Meister began the deliberations laying out a case to support the appeal. D’Amico followed. But then, in a stunning 3-2 vote, the younger generation of West Hollywood’s City Council pushed back against neighborhood opposition and paved the way for construction of a new assisted living facility for senior citizens on Palm Avenue.
The project includes a new four-story, 33,460-square-foot senior congregate care housing facility with 48 units and a one-level subterranean parking garage using a Senior Housing density bonus.

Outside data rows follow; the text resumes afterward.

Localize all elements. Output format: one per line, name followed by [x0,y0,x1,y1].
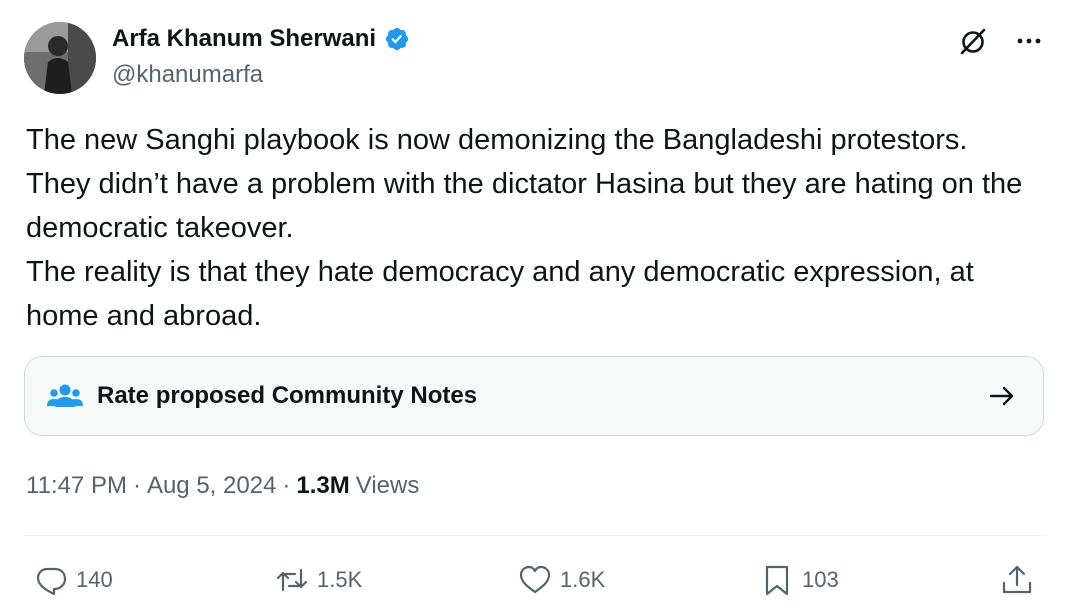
share-icon [1002,565,1032,594]
reply-icon [36,567,67,596]
tweet-meta: 11:47 PM · Aug 5, 2024 · 1.3M Views [26,470,419,502]
tweet-date[interactable]: Aug 5, 2024 [147,470,276,502]
bookmark-icon [765,565,789,596]
top-actions [956,24,1046,58]
repost-button[interactable]: 1.5K [275,558,362,602]
views-label: Views [355,472,420,499]
avatar[interactable] [24,22,96,94]
bookmark-button[interactable]: 103 [760,558,839,602]
more-options-icon[interactable] [1012,24,1046,58]
bookmark-count: 103 [802,567,839,592]
reply-button[interactable]: 140 [34,558,113,602]
like-button[interactable]: 1.6K [518,558,605,602]
tweet-text: The new Sanghi playbook is now demonizin… [26,124,1023,332]
avatar-photo [24,22,96,94]
arrow-right-icon [989,386,1014,406]
share-button[interactable] [1000,558,1034,602]
author-handle[interactable]: @khanumarfa [112,60,263,90]
action-bar: 140 1.5K 1.6K 103 [0,558,1070,602]
verified-badge-icon[interactable] [384,26,410,52]
tweet-time[interactable]: 11:47 PM [26,470,127,502]
meta-separator: · [282,472,291,499]
repost-count: 1.5K [317,567,363,592]
meta-separator: · [132,472,141,499]
like-count: 1.6K [560,567,606,592]
author-display-name[interactable]: Arfa Khanum Sherwani [112,24,376,54]
community-notes-label: Rate proposed Community Notes [97,382,478,409]
grok-icon[interactable] [956,24,990,58]
reply-count: 140 [76,567,113,592]
views-count: 1.3M [296,472,350,499]
repost-icon [276,568,308,592]
community-notes-button[interactable]: Rate proposed Community Notes [24,356,1044,436]
people-icon [47,384,83,407]
divider [24,535,1046,536]
author-name-row: Arfa Khanum Sherwani [112,24,410,54]
heart-icon [519,565,551,594]
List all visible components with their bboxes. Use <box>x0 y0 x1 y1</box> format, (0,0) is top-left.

The Palms Project had received approval from the Planning Commission but was met with fierce pushback from neighbors such as Wail Bushara, who appealed the decision on behalf of the “Friends of Palm Avenue.”
The two seniors on the council — John D’Amico and Lauren Meister — voted against the largest senior assisted living facility to be introduced for West Hollywood since cityhood. Both argued against the project to start deliberations.
Mayor Lindsey Horvath joined Councilmembers John Erickson and Sepi Shyne in denying the appeal and allowing the project to proceed.
D’Amico stretched to overturn the vote and insert two affordable units to upset the deliberations and find a way to unanimous consensus. But the net result would have been a partial overturning of the Planning decision and might have caused litigation against the City.
Shyne, who is a business attorney, cited the strong case against the city in voting to deny the appeal and upholding the Planning Commission approval. Erickson accused the appellant of sloppy work. Horvath was the deciding vote in approving the Project.
The arguments from residents got very personal, arguing that Historic Planning Commissioner Edward Levin was conflating roles as the architect of the project.
Edward Levin, who is a member of the Historic Preservation Commission, did not participate or contact staff about the project throughout the Historic Preservation Commission process associated with this project and recused himself from the HPC public hearing on the matter. Therefore, there is no violation of the Political Reform Act, and Section 1090 did not apply —Mr. Levin recused himself from the Historic Commission voting, resulting in a 3-3 split. Levin was appointed to the commission by Mayor Horvath.
This project is expected to be ready for occupancy in late 2024 or early 2025.